The word “ amusement ” has been defined as “ Anything that amuses, as an entertainment or spectacle; a pleasurable occupation of the senses, or that which furnishes it, as dancing, sports or music; diversion, entertainment, recreation, pastime, sport; enjoyment.” (3 C. J. S., Amusement, p. 1060.)

The Supreme Court of the State of Pennsylvania in construing the word “ amusement ” in the case of Fierro v. Williamsport (384 Pa. 568, 570) stated: “ Obviously and literally, the word ‘ amusement ’ includes juke boxes or any other form of mechanical or electronic device for which admission is charged or paid.” The devices owned and operated by the plaintiff come within these definitions, and the plaintiff itself, in its complaint, terms these devices as “ coin-operated amusement devices.” Obviously then, those devices are facilities for amusement or entertainment and the charge paid for their use comes within the definition of “ admission charge ” in section 1101 (subd. [d], par. [2]) of article 28 of the Tax Law.

The tax imposed by section 1105 (subd. [f], par. [1]) of the Tax Law is, however, upon any admission charge to or for the use of any place of amusement in the State. A coin-operated amusement device, however, is not a place of amusement as such term is defined in section 1101 (subd. [d], par. [10]). Such device would constitute a facility for entertainment or amusement, but not a place where such facilities are provided.

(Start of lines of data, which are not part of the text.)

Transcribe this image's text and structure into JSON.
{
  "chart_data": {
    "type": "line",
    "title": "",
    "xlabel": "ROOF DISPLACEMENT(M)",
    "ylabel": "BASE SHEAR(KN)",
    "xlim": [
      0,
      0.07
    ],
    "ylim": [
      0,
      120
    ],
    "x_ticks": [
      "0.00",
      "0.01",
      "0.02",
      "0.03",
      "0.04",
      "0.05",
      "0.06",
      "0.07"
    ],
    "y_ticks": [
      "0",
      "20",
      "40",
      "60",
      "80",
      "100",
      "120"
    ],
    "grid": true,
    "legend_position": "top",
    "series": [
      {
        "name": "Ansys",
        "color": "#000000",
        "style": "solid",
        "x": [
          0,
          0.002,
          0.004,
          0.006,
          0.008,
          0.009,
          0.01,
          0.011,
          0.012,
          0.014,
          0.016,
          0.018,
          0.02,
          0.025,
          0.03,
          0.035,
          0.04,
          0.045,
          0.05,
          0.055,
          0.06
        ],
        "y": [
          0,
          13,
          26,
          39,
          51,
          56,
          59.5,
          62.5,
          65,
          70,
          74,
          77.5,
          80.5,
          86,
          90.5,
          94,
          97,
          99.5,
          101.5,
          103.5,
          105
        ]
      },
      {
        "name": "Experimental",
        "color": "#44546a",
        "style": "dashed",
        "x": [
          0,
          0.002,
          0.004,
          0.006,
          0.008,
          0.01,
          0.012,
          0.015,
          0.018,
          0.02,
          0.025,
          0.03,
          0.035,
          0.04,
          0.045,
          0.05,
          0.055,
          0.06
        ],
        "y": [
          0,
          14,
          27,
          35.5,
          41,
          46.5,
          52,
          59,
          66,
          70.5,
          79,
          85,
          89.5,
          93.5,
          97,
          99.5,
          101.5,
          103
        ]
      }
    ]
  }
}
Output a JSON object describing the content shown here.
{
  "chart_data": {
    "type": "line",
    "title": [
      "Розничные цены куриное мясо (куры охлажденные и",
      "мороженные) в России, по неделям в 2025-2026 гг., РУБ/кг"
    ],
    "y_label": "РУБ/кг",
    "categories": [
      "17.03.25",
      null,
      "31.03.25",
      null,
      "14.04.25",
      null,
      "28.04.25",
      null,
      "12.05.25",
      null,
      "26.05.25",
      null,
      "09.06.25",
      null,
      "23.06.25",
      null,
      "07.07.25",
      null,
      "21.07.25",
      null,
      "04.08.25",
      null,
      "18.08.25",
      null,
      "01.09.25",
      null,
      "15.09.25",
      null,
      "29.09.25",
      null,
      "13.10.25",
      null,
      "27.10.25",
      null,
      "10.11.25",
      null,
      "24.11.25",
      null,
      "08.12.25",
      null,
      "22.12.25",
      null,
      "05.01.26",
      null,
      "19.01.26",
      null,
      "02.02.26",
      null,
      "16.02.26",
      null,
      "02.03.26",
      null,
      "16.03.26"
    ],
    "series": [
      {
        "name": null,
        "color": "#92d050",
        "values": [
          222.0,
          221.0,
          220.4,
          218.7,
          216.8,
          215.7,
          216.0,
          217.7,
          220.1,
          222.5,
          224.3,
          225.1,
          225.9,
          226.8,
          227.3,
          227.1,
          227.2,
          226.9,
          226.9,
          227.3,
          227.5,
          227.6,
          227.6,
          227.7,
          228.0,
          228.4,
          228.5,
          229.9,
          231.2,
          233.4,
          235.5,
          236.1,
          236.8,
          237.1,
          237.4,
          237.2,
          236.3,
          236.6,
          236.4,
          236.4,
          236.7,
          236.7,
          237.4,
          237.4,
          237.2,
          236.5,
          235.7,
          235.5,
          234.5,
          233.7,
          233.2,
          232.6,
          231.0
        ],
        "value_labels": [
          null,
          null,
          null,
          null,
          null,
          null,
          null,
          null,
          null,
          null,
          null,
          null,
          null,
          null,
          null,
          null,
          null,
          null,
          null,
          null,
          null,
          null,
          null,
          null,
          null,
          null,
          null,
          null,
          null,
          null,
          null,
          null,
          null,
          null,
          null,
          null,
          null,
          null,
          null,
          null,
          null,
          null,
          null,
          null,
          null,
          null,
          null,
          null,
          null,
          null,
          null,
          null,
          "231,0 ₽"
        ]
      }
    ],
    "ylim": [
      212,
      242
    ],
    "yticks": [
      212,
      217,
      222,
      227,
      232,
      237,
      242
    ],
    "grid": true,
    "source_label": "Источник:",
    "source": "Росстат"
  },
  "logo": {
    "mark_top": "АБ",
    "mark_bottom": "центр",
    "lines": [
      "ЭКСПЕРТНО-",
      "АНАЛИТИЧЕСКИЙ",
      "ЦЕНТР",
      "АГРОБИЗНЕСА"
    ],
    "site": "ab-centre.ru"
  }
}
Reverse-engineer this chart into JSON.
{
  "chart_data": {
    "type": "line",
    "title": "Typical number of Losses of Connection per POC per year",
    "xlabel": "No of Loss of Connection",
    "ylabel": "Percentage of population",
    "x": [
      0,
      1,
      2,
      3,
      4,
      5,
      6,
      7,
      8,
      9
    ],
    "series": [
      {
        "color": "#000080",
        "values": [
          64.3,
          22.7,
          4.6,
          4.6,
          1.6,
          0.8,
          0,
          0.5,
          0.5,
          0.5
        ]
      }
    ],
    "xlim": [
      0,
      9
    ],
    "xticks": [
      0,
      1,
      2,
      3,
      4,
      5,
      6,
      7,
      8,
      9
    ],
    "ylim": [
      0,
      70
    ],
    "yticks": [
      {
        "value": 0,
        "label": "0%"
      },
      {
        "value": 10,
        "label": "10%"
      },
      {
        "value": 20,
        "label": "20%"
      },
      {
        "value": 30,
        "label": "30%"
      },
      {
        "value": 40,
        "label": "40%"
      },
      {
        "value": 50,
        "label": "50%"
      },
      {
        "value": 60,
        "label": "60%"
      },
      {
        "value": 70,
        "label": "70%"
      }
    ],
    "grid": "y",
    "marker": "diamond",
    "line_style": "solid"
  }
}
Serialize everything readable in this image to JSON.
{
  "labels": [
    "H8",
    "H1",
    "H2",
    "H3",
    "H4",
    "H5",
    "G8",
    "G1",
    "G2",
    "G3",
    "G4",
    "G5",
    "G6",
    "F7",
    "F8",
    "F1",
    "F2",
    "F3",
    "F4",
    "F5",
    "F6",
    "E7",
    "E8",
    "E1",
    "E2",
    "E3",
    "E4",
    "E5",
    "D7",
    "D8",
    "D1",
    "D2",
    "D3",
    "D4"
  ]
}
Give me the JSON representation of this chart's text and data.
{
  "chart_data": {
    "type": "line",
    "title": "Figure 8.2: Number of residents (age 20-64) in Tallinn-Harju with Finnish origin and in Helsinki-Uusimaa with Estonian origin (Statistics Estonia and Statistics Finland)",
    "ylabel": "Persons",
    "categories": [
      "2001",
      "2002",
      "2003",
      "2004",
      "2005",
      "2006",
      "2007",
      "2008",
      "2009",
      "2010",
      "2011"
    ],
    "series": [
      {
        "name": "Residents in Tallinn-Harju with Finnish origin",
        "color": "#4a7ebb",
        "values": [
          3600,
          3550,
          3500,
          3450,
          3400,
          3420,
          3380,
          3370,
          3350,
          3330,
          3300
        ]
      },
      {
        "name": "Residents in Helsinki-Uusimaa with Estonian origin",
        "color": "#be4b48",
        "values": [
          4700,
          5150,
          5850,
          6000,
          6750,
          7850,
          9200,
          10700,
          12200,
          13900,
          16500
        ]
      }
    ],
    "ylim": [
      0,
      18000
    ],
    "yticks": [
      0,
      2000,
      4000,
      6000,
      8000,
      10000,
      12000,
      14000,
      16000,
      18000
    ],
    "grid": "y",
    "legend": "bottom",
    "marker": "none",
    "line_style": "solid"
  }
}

The taxes imposed by section 1105 (subds. [b], [c], [d] and [e]) of the Tax Law are clearly not applicable to the use or operation of coin-operated amusement devices. Section 1105 (subd. [a]) of the Tax Law imposes a tax upon every retail sale of tangible property except as otherwise provided in article 28. A sale includes a license to use for a consideration (Tax Law, § 1101, subd. [b], par. [5]). The word license is by definition a right or permission or authority to do or forbear an act.

Analyzing the facts in the case at bar, it appears that the plaintiff authorizes, empowers, or permits the general public and, in particular, the patrons of the establishments where its amusement devices are located, to use such devices, provided the user inserts the proper amount of coins in consideration for such use. The plaintiff’s operations then amount to the granting of licenses to use tangible personal property for a consideration. The proceeds of the plaintiff’s coin-operated amusement devices, are, therefore, taxable as retail sales under section 1105 (subd. [a]) of article 28 of the Tax Law.